What is now the Monster Energy NASCAR Cup Series has had four title sponsors in his tenure; Sadler won once in the Winston era and twice in Nextel. His record also shows 20 victories in what is now Xfinity and one in the Camping World Truck Series. After 12 years in Cup, Sadler has spent the past six in Xfinity.

Allgaier came out of ARCA and has spent seven of his nine full NASCAR seasons in Xfinity, winning four times. Joining JR Motorsports last year was a refreshing change after two Cup Series seasons with a small team that wore Allgaier down.

Byron won seven times as a truck series rookie last year for Kyle Busch and then signed with Hendrick Motorsports to race in Xfinity one season and then move to Hendrick’s No. 5 Cup car.

JR has a fourth team, launched this season around driver Michael Annett, who is 11th in points.

“Obviously this is my first year in the Xfinity Series, and Justin and Elliott have been here for quite a while,” Byron said. “They understand the flow of the weekend and what they need their cars to be for the race.
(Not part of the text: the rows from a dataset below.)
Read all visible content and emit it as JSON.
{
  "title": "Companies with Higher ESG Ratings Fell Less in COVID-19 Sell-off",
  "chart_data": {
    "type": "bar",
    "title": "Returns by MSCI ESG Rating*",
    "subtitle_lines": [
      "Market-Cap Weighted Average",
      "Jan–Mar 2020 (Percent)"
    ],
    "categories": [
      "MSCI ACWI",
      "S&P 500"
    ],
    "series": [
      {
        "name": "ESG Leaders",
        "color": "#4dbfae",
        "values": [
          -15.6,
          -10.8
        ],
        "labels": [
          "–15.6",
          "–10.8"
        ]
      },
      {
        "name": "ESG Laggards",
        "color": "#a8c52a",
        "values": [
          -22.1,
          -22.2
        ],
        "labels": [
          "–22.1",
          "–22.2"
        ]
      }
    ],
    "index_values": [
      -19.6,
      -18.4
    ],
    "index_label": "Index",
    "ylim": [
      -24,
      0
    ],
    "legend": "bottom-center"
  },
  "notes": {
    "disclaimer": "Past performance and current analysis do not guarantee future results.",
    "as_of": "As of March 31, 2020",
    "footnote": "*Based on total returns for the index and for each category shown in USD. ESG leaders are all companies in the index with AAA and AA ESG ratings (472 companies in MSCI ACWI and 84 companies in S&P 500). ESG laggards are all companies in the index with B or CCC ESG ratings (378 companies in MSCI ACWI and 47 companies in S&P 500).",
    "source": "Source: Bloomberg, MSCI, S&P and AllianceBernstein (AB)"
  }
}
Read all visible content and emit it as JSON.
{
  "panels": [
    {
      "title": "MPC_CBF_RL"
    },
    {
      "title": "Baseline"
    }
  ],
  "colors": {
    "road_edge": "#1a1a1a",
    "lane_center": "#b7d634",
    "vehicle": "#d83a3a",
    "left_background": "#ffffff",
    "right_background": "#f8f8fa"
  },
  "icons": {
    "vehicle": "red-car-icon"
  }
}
I’m learning from all them.”

The education works both ways.

“Elliott needs William as much as William needs Elliott,” Allgaier said.

“Elliott needs William to understand where the simulator and the technology end is coming in, because that’s not how he grew up. But William needs to know the history of how these races work.”

Sadler pointed to New Hampshire, where Byron was able to pass along tips he picked up while driving General Motors’ full-motion simulator.

By all accounts, the JR Motorsports drivers are as much friends as teammates, and the open-book approach upon which co-owners Dale Earnhardt Jr. and Kelley Earnhardt Miller insist is as big a part of their overall success as anything.

Of 22 Xfinity races this season, Cup regulars have won 15, and two of the others went to Xfinity part-timers Ryan Preece and Sam Hornish Jr. JR Motorsports has won four of the other five, three by Byron and one by Allgaier.

Under the longtime full-season point system, the team would have a near lock on the title, but NASCAR instituted playoff last year in the Xfinity Series. Over the final seven races, the field of contenders will be cut from 12 to eight contenders and then four for the winner-take-all showdown in Homestead, Fla.

“It doesn’t matter to me outside of winning what we do anywhere but Homestead,” said Sadler, who lost the title to Daniel Suarez last season.

“We dominated last year, but we didn’t win the right race and finished second. Now we know that no matter what happens through this part of the season, it is what it is, you shake it off and you steadily build your momentum toward the playoffs and go to Homestead and race for it.”

Not that momentum is a big problem at the moment for the drivers first, second and third in points.